И я не защищаю. Чего тут защищать-то? Они не нуждаются. Они сами на кого хочешь нападут. Вы, может быть, эту среду презираете, а я лично её ненавижу. Только не в том дело. Среда — это и есть ереда, а каждый человек в отдельности — это совсем другое дело. И если уж у него отнимают последний шансик, если на него смотрят вот так, с прищуром, как на бешеную собаку, то ему только и остается гавкать да кусаться побольнее. Вот об этом и речь…
Ивану ещё многое хотелось сказать ей, но совсем о другом. Как и многие из его дружков, он мог пофилософствовать, но не умел и не привык говорить о себе. О том, что именно он чувствует. О том, что он именно ждет и хочет. О том, наконец, что вся его жизнь — такая странная и дикая для других и такая долгая для него, такая обыкновенно-неудачная, привычно-надоевшая, как зубная боль, ослабленная пирамидоном, — что вся эта жизнь с некоторых пор потеряла для него смысл, и если он тащит и тянет ещё себя по земле, то лишь в надежде… На что? Если бы он знал. На то, что вдруг, однажды, когда-нибудь…

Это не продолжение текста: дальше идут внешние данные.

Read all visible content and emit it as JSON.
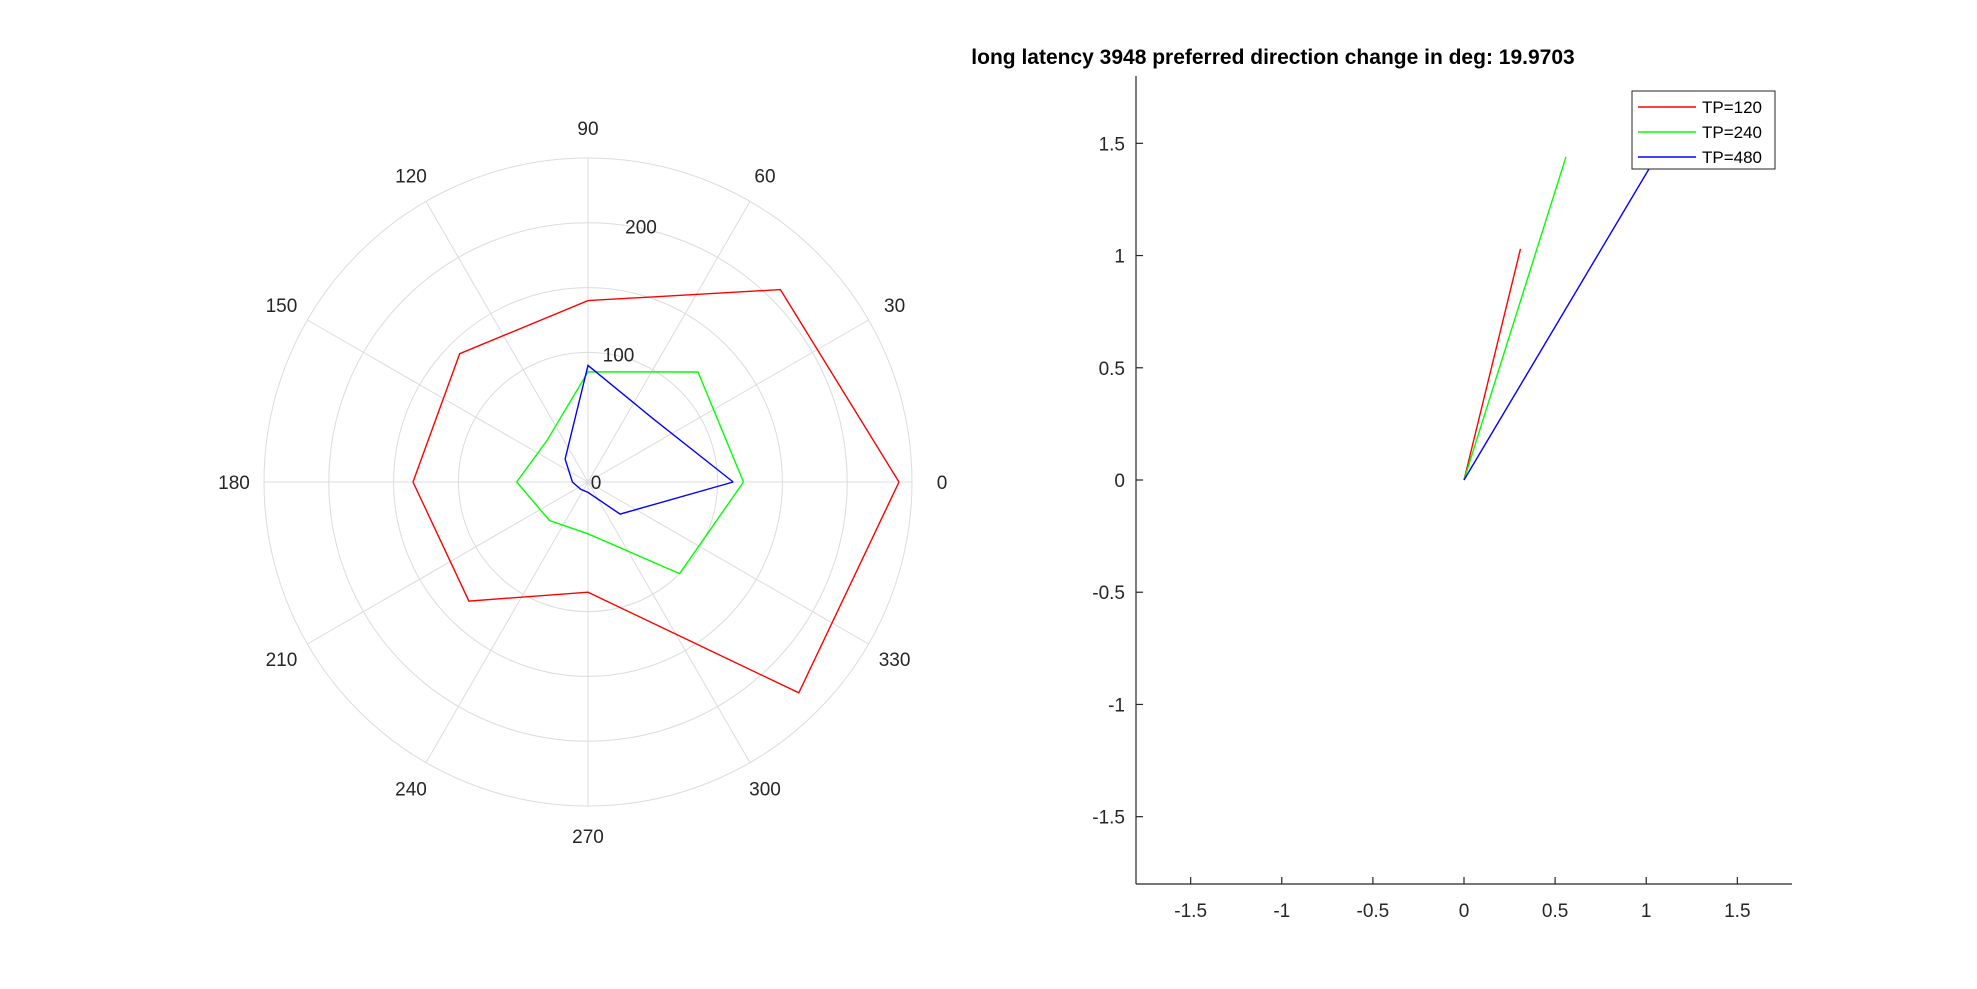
{
  "chart_data": [
    {
      "type": "polar",
      "angle_unit": "deg",
      "theta_ticks": [
        "0",
        "30",
        "60",
        "90",
        "120",
        "150",
        "180",
        "210",
        "240",
        "270",
        "300",
        "330"
      ],
      "r_ticks": [
        "0",
        "100",
        "200"
      ],
      "rlim": [
        0,
        250
      ],
      "grid": true,
      "series": [
        {
          "color": "#ff0000",
          "theta": [
            0,
            45,
            90,
            135,
            180,
            225,
            270,
            315
          ],
          "r": [
            240,
            210,
            140,
            140,
            135,
            130,
            85,
            230
          ]
        },
        {
          "color": "#00ff00",
          "theta": [
            0,
            45,
            90,
            135,
            180,
            225,
            270,
            315
          ],
          "r": [
            120,
            120,
            85,
            45,
            55,
            42,
            40,
            100
          ]
        },
        {
          "color": "#0000ff",
          "theta": [
            0,
            45,
            90,
            135,
            180,
            225,
            270,
            315
          ],
          "r": [
            112,
            70,
            90,
            25,
            12,
            8,
            8,
            35
          ]
        }
      ]
    },
    {
      "type": "line",
      "title": "long latency 3948 preferred direction change in deg: 19.9703",
      "xlim": [
        -1.8,
        1.8
      ],
      "ylim": [
        -1.8,
        1.8
      ],
      "x_ticks": [
        "-1.5",
        "-1",
        "-0.5",
        "0",
        "0.5",
        "1",
        "1.5"
      ],
      "y_ticks": [
        "1.5",
        "1",
        "0.5",
        "0",
        "-0.5",
        "-1",
        "-1.5"
      ],
      "grid": false,
      "legend_position": "top-right",
      "series": [
        {
          "name": "TP=120",
          "color": "#ff0000",
          "x": [
            0,
            0.31
          ],
          "y": [
            0,
            1.03
          ]
        },
        {
          "name": "TP=240",
          "color": "#00ff00",
          "x": [
            0,
            0.56
          ],
          "y": [
            0,
            1.44
          ]
        },
        {
          "name": "TP=480",
          "color": "#0000ff",
          "x": [
            0,
            1.04
          ],
          "y": [
            0,
            1.42
          ]
        }
      ]
    }
  ]
}
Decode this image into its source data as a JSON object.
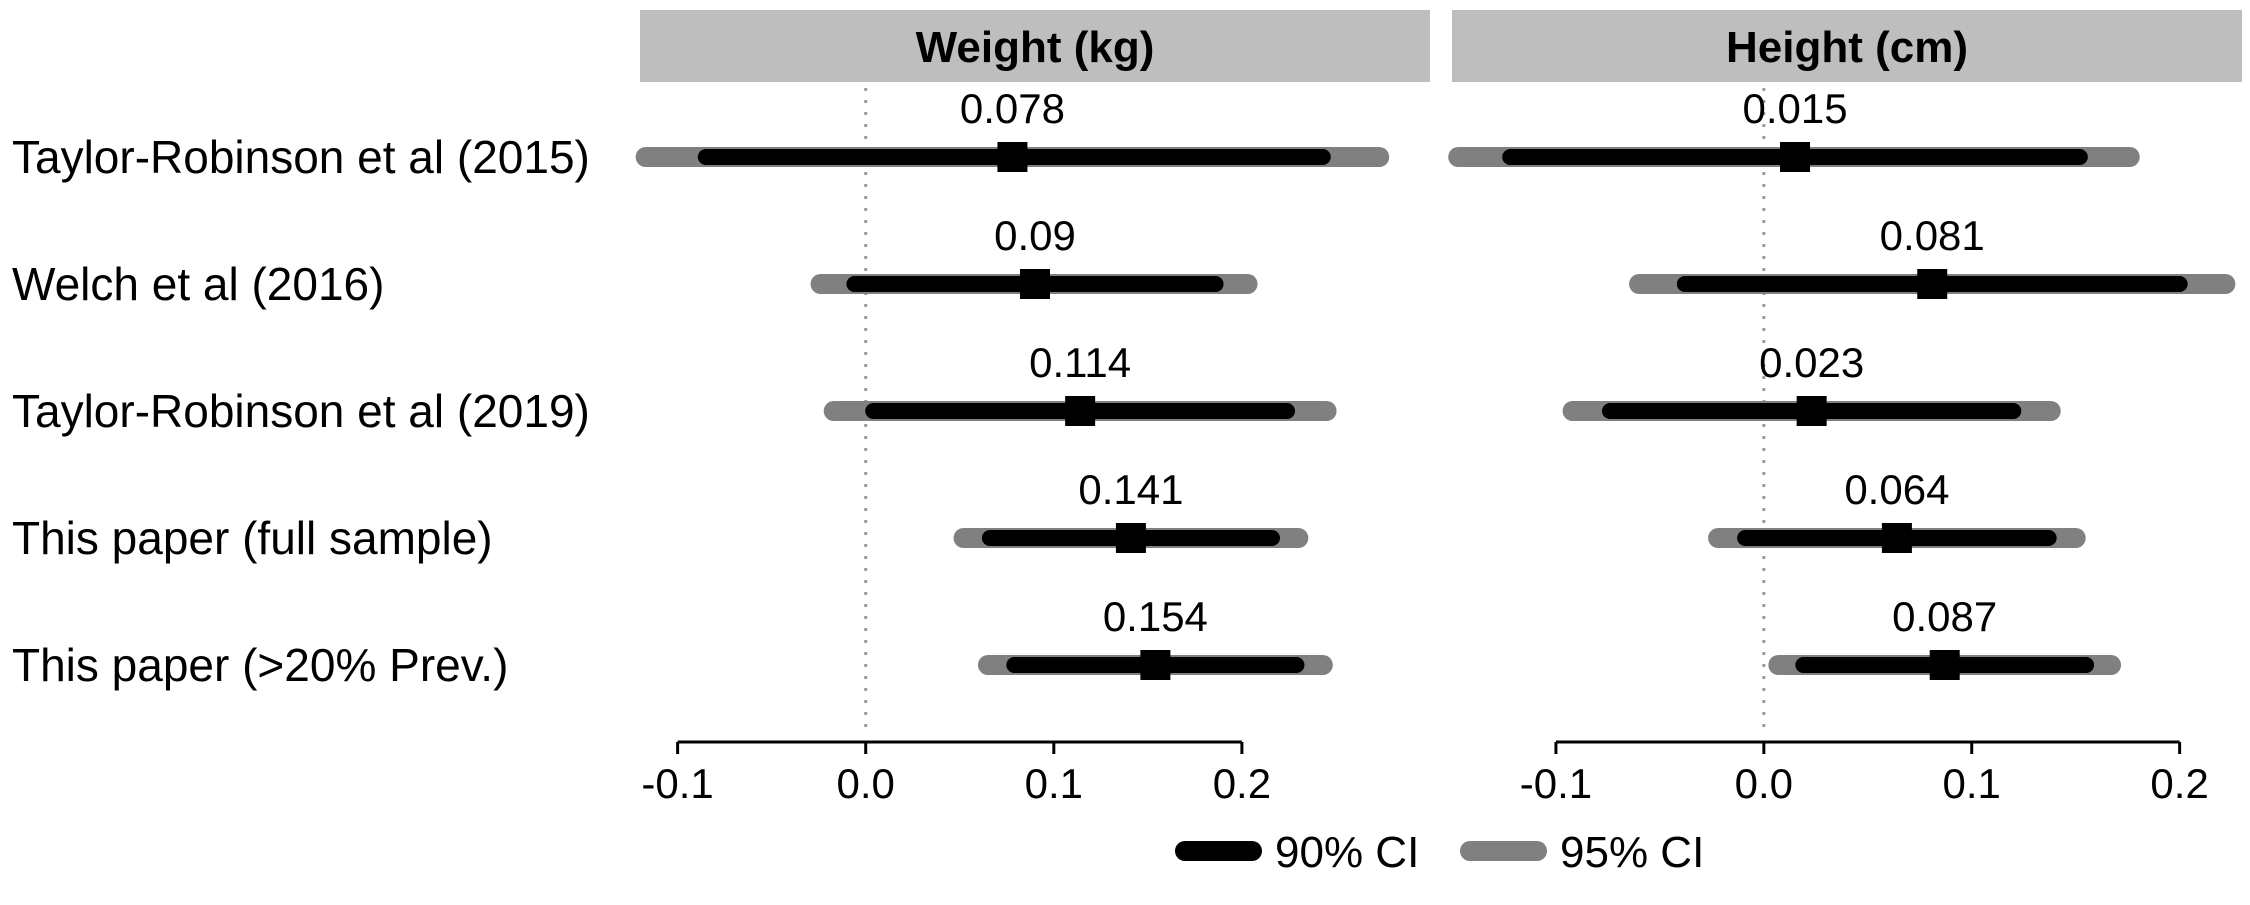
{
  "chart_data": {
    "type": "forest",
    "legend": {
      "position": "bottom",
      "items": [
        {
          "label": "90% CI",
          "color": "#000000"
        },
        {
          "label": "95% CI",
          "color": "#808080"
        }
      ]
    },
    "studies": [
      "Taylor-Robinson et al (2015)",
      "Welch et al (2016)",
      "Taylor-Robinson et al (2019)",
      "This paper (full sample)",
      "This paper (>20% Prev.)"
    ],
    "reference_line": 0,
    "panels": [
      {
        "title": "Weight (kg)",
        "xlim": [
          -0.12,
          0.3
        ],
        "ticks": [
          -0.1,
          0.0,
          0.1,
          0.2
        ],
        "tick_labels": [
          "-0.1",
          "0.0",
          "0.1",
          "0.2"
        ],
        "rows": [
          {
            "estimate": 0.078,
            "label": "0.078",
            "ci90": [
              -0.085,
              0.243
            ],
            "ci95": [
              -0.117,
              0.273
            ]
          },
          {
            "estimate": 0.09,
            "label": "0.09",
            "ci90": [
              -0.006,
              0.186
            ],
            "ci95": [
              -0.024,
              0.203
            ]
          },
          {
            "estimate": 0.114,
            "label": "0.114",
            "ci90": [
              0.004,
              0.224
            ],
            "ci95": [
              -0.017,
              0.245
            ]
          },
          {
            "estimate": 0.141,
            "label": "0.141",
            "ci90": [
              0.066,
              0.216
            ],
            "ci95": [
              0.052,
              0.23
            ]
          },
          {
            "estimate": 0.154,
            "label": "0.154",
            "ci90": [
              0.079,
              0.229
            ],
            "ci95": [
              0.065,
              0.243
            ]
          }
        ]
      },
      {
        "title": "Height (cm)",
        "xlim": [
          -0.15,
          0.23
        ],
        "ticks": [
          -0.1,
          0.0,
          0.1,
          0.2
        ],
        "tick_labels": [
          "-0.1",
          "0.0",
          "0.1",
          "0.2"
        ],
        "rows": [
          {
            "estimate": 0.015,
            "label": "0.015",
            "ci90": [
              -0.122,
              0.152
            ],
            "ci95": [
              -0.147,
              0.176
            ]
          },
          {
            "estimate": 0.081,
            "label": "0.081",
            "ci90": [
              -0.038,
              0.2
            ],
            "ci95": [
              -0.06,
              0.222
            ]
          },
          {
            "estimate": 0.023,
            "label": "0.023",
            "ci90": [
              -0.074,
              0.12
            ],
            "ci95": [
              -0.092,
              0.138
            ]
          },
          {
            "estimate": 0.064,
            "label": "0.064",
            "ci90": [
              -0.009,
              0.137
            ],
            "ci95": [
              -0.022,
              0.15
            ]
          },
          {
            "estimate": 0.087,
            "label": "0.087",
            "ci90": [
              0.019,
              0.155
            ],
            "ci95": [
              0.007,
              0.167
            ]
          }
        ]
      }
    ]
  }
}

И ещё потому он до сегодняшнего дня волочется по земле, что сейчас, в марте, в одна тысяча девятьсот пятьдесят восьмом году, ему ещё нет двадцати пяти лет, а значит, если дожать срок «до звонка», то всё-таки, может, ещё что-нибудь да останется на жизнь.
Учительница задумалась, молчит, что-то обдумывая.
Пушистая рыжая гривка её волос кажется теплой, и Лаврухину хочется потрогать её. Только Иван не враг сам себе. Теперь на своем богатом опыте он хорошо знает, где кончается «можно» и начинается «нельзя». Скрытая дрожь буквально бьет его и так и тянет сделать что-нибудь непоправимо глупое, роковое.
Учительница сидит за столиком, он на первой парте.
Иван встает из-за парты, подходит к учительнице, облокачивается на столик.
— Папиросы все кончились, — говорит Иван. — У вас подымить не найдется?
— Найдется, — говорит она, суетливо, с готовностью роется в сумочке, достает пачку «Столичных».
Оба они курят, Иван — с жадностью, она — спокойно и женственно, мелкими глоточками, как и полагается молодой учительнице русского языка и литературы.
В этот момент и появляется в дверях физиономия дневального.
— Лаврухин, рви когти в барак. Петушок пропел давно!
Иван шёл по зоне к своему бараку, по зоне общего режима, на первый взгляд похожей на больничный двор. Низкие кустики в низких же карликовых оградах, крашенных в медицинский белый цвет, чистота со слабым запахом хлорки, как бы скрывающая болезнь, заразу, микробы. И только одна земля была не больничная и не тюремная, а весенняя, мягко прогибающаяся под ногами. Да и запах сквозь хлорку и известь был особый, животно волнующий, острый и входил в легкие и в душу, будто светлое, приятно хмелящее нездешнее вино.
И ещё стояла перед глазами эта учительница, такая строгая и высокообразованная, совершенно недоступная, но такая ещё секунду назад близкая, с задушевным низким голосом, с быстрыми, маленькими, должно быть, мягкими руками, которые вдруг, на мгновение могли бы покорно, ласково замереть в его руках, и тогда вся эта обманная разница в положениях полетела бы черт те куда, и остались бы на земле не вольнонаемная учительница Галина Дмитриевна и не Иван Лаврухин, осужденный по статье такой-то, а лишь Иван да Гала, Гала да Иван.